Do values fall within allowed ranges/domains? An email without "@" or age = -5 are validity failures.

Accuracy

Does the data match real-world truth? Revenue in the warehouse should match the source system. Hardest to verify.

Consistency

No contradictions across tables. If orders says 100 items and inventory says 50 shipped, something's wrong.

Timeliness

Data arrives within its SLA. A "real-time" dashboard showing yesterday's data is a timeliness failure.

Uniqueness

No duplicates where keys should be unique. Duplicates inflate metrics and break joins.

Row-Level vs Aggregate Checks

Interviewers love this distinction. They test different failure modes.

Row-Level Checks

  • NOT NULL on critical columns
  • ✅ Regex: email format, phone pattern
  • ✅ Range: 0 ≤ age ≤ 150
  • ✅ Enum: status IN ('active','inactive')
  • ✅ Foreign key: user_id exists in users

Aggregate Checks

  • 📊 Row count within expected range
  • 📊 Distinct count of keys stable
  • 📊 SUM(revenue) within ±10% of yesterday
  • 📊 NULL rate below threshold per column
  • 📊 No missing date partitions
Interview Gold

"Row-level catches individual bad records. Aggregate catches systemic issues — like an entire partition missing. You need both because a table can pass every row-level check yet still be missing 90% of its data."

Checks for Incremental Pipelines

Most production pipelines are incremental. Your checks must handle partial loads.

Batch Size Bounds

New batch row count within expected range. A batch of 0 rows or 10x normal signals a problem.

Key Uniqueness on Batch

Validate unique keys within the new batch AND across the full table (detect retry duplicates).

Monotonic Watermarks

The max event_time in the new batch should be ≥ the previous batch's max. Going backward signals reprocessing issues.

Full-Table Invariants

After merge, total row count and key distributions should still make sense. Don't just check the delta.

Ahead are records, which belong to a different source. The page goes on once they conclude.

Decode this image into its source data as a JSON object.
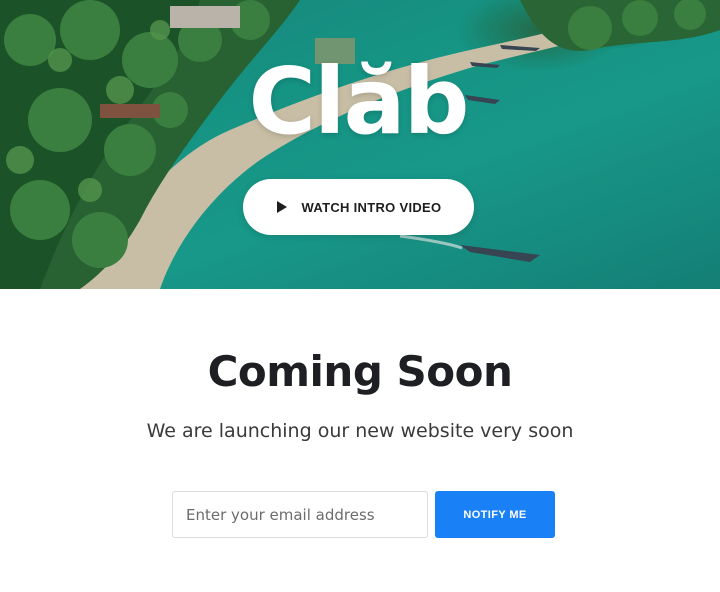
{
  "hero": {
    "logo_text": "Clăb",
    "video_button_label": "WATCH INTRO VIDEO",
    "play_icon": "play-icon"
  },
  "main": {
    "title": "Coming Soon",
    "subtitle": "We are launching our new website very soon"
  },
  "subscribe": {
    "email_placeholder": "Enter your email address",
    "email_value": "",
    "button_label": "NOTIFY ME"
  },
  "colors": {
    "accent": "#1a80f5",
    "sea": "#17a08f",
    "title": "#1e1f22"
  }
}
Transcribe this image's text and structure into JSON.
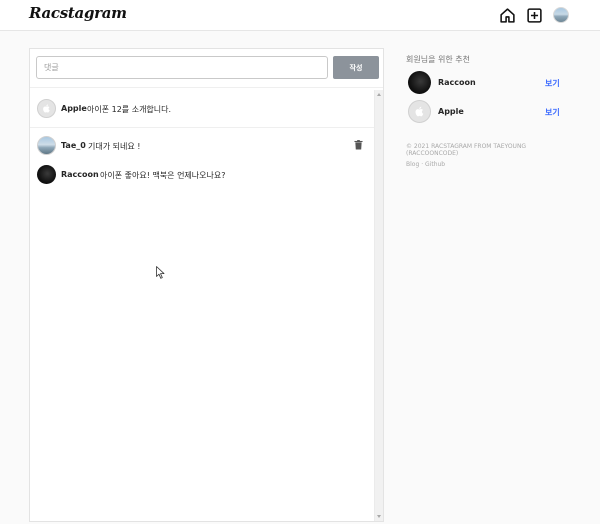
{
  "header": {
    "logo_text": "Racstagram",
    "icons": [
      "home-icon",
      "add-post-icon",
      "profile-avatar"
    ]
  },
  "compose": {
    "placeholder": "댓글",
    "submit_label": "작성"
  },
  "post": {
    "author": "Apple",
    "caption": "아이폰 12를 소개합니다."
  },
  "comments": [
    {
      "author": "Tae_0",
      "text": "기대가 되네요 !",
      "deletable": true
    },
    {
      "author": "Raccoon",
      "text": "아이폰 좋아요! 맥북은 언제나오나요?",
      "deletable": false
    }
  ],
  "sidebar": {
    "title": "회원님을 위한 추천",
    "suggestions": [
      {
        "name": "Raccoon",
        "action": "보기"
      },
      {
        "name": "Apple",
        "action": "보기"
      }
    ],
    "copyright": "© 2021 RACSTAGRAM FROM TAEYOUNG (RACCOONCODE)",
    "footer_links": {
      "blog": "Blog",
      "separator": "·",
      "github": "Github"
    }
  },
  "colors": {
    "link_blue": "#3d6bff",
    "button_gray": "#8c939b",
    "background": "#fafafa"
  }
}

-- dbt incremental check: detect retry duplicates SELECT order_id, COUNT(*) AS cnt FROM {{ this }} WHERE _loaded_at >= '{{ var("run_start") }}' GROUP BY order_id HAVING cnt > 1

Handling Late-Arriving Data

Events don't always arrive in order. Mobile apps batch uploads, APIs retry, timezone gaps cause late data.

Define Allowed Lateness

Set a policy: "we accept events up to 7 days late." Beyond that, they go to a dead-letter queue for manual review.

Track by Event Time

Completeness checks should compare event_time, not ingestion_time. A partition might look "complete" by load time but missing events.

Backfill Windows

Re-compute historical partitions when late data arrives. Use "close after N days" semantics for finalized reports.

Key Insight

Late-arriving data is a consistency vs timeliness tradeoff. Real-time dashboards show best-effort numbers. Daily batch reports wait for the completeness window to close before publishing.

Minimum Checks for Every Table

An interviewer asks: "You just deployed a new table. What checks do you add day one?"

1Freshness: MAX(updated_at) within SLA. If the table should update daily, alert when it's >26 hours stale.
2Volume: Row count within ±2 standard deviations of the trailing 7-day average.
3Primary Key Uniqueness: No duplicate keys. This catches retry bugs and bad merges.
4NOT NULL on Critical Columns: Business keys, timestamps, and foreign keys must never be NULL.
5Referential Integrity: Every foreign key maps to a valid parent record (where applicable).
Interview Tip

"These five checks catch 80% of production issues. Start here, then add domain-specific validations (revenue ranges, status enums) as you learn the data."

Quiz: Test Yourself

Q1: A table passes all NOT NULL and regex checks but is missing yesterday's partition entirely. Which check catches this?

Q2: Which quality dimension is hardest to measure automatically?

Q3: Your incremental pipeline retried after a timeout. What's the most likely data quality issue?

Q4: How should you track completeness for a dataset with late-arriving events?

Q5: Which is NOT one of the "starter five" checks for every new table?